Is an outdoor pen an option?


----------



## bmx3000max (Sep 12, 2012)

stack vizions?


----------



## james.w (Sep 12, 2012)

How much space do you have? Is there a budget for the build? Do you need 10 enclosures?


----------



## Dubya (Sep 12, 2012)

PM me the dimensions of the cage you want. Will it be top opening or front opening or both? How wide is your doorway? Can it be in 2 pieces to fit in your door? Must it be stackable? Will it be outdoors in nice weather? Is wood OK? Will you be willing to trade your sister in law for the cage? is she hot? Hotness = fancier cage. I will figure out a cut list to waste as little wood as possible. I made a nice indoor/outdoor enclosure for my baby extreme. It is 3x6ft and I made it look like a deck box storage type thing so neighbors will not think I have an animal enclosure. It will be used till I build the full outdoor enclosure, and then as a hibernation enclosure. Pics coming soon. I'll give you a hand provided that I am supplied with quality beer while working.


----------



## got10 (Sep 13, 2012)

Dubya said:


> PM me the dimensions of the cage you want. Will it be top opening or front opening or both? How wide is your doorway? Can it be in 2 pieces to fit in your door? Must it be stackable? Will it be outdoors in nice weather? Is wood OK? Will you be willing to trade your sister in law for the cage? is she hot? Hotness = fancier cage. I will figure out a cut list to waste as little wood as possible. I made a nice indoor/outdoor enclosure for my baby extreme. It is 3x6ft and I made it look like a deck box storage type thing so neighbors will not think I have an animal enclosure. It will be used till I build the full outdoor enclosure, and then as a hibernation enclosure. Pics coming soon. I'll give you a hand provided that I am supplied with quality beer while working.



I love ya dude haha


----------



## ReptileGuy (Sep 14, 2012)

I saw a guy on YouTube who made a big indoor pen for all his tegus and then made cubbies for the tegus to sleep in.


----------



## KABIKANO (Sep 14, 2012)

got10 said:


> Does anyone have cage plans/ diagrams up to give design ideas. I have been fortunate enough to have ten Gu's but the room they lived in is now being invaded by an intrusive species called sister in law and i need to build an enclosure in the worse way. or be forced to put my sister in law up for sale.
> So if anyone can shoot some plans onto the forum I would GREATLY appreciate it . Plus my Gu's think she is scary looking



That's funny!!! About the intrusive species!



Dubya said:


> PM me the dimensions of the cage you want. Will it be top opening or front opening or both? How wide is your doorway? Can it be in 2 pieces to fit in your door? Must it be stackable? Will it be outdoors in nice weather? Is wood OK? Will you be willing to trade your sister in law for the cage? is she hot? Hotness = fancier cage. I will figure out a cut list to waste as little wood as possible. I made a nice indoor/outdoor enclosure for my baby extreme. It is 3x6ft and I made it look like a deck box storage type thing so neighbors will not think I have an animal enclosure. It will be used till I build the full outdoor enclosure, and then as a hibernation enclosure. Pics coming soon. I'll give you a hand provided that I am supplied with quality beer while working.

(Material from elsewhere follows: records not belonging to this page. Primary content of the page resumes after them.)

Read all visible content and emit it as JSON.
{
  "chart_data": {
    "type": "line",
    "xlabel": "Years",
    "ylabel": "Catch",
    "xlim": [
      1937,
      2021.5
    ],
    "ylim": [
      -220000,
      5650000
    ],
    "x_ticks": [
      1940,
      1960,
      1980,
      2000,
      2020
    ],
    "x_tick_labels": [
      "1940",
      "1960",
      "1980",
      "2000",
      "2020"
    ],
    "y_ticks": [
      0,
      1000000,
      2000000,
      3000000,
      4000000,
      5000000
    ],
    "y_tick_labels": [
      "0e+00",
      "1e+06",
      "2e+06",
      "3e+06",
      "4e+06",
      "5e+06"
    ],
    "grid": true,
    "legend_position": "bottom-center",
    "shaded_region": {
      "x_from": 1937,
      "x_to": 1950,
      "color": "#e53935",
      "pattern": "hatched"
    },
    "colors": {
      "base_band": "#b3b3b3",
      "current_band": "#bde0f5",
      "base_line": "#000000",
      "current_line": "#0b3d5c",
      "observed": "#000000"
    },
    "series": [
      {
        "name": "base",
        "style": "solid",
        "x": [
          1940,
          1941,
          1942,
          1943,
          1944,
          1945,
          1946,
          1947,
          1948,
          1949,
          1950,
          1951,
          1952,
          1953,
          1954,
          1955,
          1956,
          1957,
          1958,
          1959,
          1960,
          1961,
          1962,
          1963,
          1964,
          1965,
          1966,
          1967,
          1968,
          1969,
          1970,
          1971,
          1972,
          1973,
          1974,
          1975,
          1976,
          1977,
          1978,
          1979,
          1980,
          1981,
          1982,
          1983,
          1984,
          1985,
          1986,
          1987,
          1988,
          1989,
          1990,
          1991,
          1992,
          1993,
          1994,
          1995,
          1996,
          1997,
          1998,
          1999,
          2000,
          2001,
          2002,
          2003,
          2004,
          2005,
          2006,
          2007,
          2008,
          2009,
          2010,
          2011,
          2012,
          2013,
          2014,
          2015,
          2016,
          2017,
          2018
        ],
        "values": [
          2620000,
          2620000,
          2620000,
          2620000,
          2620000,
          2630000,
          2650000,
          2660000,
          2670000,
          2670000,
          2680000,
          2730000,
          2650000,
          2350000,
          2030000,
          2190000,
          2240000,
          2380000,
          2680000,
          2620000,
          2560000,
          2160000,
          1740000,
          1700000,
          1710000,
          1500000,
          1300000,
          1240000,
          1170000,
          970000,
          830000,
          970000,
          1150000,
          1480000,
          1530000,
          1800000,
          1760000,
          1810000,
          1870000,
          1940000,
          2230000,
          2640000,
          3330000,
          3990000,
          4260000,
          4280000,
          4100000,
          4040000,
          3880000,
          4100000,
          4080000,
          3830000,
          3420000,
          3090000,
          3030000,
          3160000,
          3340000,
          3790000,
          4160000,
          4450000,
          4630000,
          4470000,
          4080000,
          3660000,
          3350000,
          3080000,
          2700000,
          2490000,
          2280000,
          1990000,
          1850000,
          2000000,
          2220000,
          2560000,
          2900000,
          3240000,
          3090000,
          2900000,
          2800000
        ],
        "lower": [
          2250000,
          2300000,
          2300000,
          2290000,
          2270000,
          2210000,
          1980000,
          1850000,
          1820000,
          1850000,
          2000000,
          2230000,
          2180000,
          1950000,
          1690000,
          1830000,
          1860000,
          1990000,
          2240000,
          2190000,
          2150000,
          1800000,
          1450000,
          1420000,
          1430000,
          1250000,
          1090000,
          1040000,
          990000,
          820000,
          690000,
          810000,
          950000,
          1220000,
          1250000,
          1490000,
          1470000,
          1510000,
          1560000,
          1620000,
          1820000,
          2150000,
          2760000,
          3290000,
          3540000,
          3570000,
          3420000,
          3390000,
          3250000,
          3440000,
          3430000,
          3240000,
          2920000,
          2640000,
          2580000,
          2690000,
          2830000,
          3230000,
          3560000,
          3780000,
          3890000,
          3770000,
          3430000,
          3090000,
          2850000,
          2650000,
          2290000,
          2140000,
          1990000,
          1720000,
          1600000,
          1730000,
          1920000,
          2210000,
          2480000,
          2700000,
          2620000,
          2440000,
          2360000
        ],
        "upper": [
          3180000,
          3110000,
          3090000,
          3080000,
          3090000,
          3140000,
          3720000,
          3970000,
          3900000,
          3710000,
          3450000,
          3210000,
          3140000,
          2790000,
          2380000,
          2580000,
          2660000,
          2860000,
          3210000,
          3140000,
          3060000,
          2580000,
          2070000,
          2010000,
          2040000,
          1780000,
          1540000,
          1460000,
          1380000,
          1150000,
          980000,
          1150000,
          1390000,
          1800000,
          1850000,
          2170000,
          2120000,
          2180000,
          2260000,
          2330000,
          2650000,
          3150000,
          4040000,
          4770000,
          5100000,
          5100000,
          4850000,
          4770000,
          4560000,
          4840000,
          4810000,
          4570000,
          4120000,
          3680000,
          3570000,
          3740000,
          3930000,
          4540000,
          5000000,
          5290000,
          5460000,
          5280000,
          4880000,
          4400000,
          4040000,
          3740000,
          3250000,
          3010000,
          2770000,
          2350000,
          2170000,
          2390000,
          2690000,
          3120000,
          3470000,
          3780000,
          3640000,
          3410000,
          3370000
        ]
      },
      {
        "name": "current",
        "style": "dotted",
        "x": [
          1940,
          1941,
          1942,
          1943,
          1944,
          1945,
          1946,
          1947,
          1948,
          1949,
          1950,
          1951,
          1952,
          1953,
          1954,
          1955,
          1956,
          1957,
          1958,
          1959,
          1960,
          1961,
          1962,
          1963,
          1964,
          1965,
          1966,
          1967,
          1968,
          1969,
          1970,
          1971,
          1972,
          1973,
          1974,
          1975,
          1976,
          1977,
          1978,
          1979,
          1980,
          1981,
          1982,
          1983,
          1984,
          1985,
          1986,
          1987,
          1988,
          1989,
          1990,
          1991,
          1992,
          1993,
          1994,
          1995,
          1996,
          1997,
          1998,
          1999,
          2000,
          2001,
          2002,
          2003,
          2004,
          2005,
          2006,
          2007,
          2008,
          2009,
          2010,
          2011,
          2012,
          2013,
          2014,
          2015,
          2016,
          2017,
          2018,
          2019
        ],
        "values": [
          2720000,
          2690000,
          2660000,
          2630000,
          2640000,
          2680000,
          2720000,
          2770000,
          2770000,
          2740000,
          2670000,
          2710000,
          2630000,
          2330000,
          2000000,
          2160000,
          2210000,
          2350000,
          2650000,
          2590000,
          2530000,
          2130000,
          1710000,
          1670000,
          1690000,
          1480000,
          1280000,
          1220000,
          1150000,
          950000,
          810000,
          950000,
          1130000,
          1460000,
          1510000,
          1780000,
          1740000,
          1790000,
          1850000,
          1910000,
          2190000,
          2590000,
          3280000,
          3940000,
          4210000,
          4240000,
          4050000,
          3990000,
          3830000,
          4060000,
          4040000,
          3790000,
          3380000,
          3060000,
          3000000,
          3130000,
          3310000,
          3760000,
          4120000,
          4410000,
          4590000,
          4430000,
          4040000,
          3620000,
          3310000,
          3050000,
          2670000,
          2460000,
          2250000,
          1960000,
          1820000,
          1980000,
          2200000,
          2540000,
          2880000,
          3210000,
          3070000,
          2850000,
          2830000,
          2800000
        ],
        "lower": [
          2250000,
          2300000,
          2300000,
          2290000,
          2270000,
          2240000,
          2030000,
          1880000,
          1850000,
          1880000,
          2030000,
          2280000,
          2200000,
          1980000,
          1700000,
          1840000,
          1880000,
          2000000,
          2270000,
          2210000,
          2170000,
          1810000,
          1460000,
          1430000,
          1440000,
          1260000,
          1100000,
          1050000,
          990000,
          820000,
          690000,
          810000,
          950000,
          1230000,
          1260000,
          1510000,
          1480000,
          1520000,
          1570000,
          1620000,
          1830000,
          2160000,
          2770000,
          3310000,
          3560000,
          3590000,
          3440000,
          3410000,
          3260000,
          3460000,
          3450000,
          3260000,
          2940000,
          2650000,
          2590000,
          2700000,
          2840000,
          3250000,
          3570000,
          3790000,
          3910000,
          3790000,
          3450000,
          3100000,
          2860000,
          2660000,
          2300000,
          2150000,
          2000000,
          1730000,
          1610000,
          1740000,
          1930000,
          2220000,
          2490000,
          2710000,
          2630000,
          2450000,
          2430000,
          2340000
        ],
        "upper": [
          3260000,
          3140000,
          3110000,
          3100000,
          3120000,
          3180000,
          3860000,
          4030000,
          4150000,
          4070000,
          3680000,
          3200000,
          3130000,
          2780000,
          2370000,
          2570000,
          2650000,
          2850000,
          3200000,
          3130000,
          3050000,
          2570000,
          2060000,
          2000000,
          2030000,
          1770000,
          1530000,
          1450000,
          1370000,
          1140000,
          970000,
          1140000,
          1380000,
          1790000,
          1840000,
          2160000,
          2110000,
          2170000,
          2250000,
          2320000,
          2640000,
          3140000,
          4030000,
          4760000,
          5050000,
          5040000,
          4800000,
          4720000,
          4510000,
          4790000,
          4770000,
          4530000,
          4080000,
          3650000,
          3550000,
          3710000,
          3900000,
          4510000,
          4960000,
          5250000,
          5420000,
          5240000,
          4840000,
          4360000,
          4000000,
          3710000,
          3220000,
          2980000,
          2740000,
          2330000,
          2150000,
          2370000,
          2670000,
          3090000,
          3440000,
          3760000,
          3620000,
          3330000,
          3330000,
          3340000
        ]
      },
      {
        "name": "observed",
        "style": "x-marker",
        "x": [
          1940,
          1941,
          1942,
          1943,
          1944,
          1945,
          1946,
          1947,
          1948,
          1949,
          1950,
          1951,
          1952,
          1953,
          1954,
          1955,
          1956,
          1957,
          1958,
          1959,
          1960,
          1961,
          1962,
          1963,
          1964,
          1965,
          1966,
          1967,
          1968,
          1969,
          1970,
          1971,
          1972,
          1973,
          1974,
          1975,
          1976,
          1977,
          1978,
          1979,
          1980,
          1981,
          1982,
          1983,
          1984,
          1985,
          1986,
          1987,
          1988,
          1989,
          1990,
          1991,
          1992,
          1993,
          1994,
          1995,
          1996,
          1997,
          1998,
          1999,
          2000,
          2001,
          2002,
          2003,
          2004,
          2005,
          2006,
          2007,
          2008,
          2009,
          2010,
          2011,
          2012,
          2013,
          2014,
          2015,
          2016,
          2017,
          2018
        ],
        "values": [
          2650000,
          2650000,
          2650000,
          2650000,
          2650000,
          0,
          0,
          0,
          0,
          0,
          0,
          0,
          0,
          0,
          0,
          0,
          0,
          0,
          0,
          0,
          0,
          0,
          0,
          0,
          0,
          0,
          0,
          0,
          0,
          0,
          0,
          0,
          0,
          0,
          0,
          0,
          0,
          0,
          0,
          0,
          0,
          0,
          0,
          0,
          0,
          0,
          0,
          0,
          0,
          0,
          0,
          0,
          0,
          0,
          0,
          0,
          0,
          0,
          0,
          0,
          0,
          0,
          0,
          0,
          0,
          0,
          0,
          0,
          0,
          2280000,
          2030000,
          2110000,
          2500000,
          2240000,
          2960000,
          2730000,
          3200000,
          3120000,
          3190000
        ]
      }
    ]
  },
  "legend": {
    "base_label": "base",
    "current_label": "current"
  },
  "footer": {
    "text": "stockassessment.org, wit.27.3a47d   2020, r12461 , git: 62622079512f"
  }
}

Even funnier!!! Hahahahahaha!!! We would get along great! I kan help... With the drinkin beer part of the build... Free of charge!



bmx3000max said:


> stack vizions?



Vision cages aint big enough nor deep enough for a full grown tegu. Plus hella expensive too!


----------



## DoctorPepper4 (Sep 14, 2012)

make a 6x3x3 its easy and you really don't need that much experience here a pic of my almost 3foot tegu chum-chum enclosure 

http://imageshack.us/photo/my-images/16/scage.jpg/

and this is a 4x2x2 enclosure i built with the stand for my caiman lizard it only took 6 to 7 hours cause of the paint and fiber glass 

http://imageshack.us/photo/my-images/89/rowleyenclosure.jpg/


----------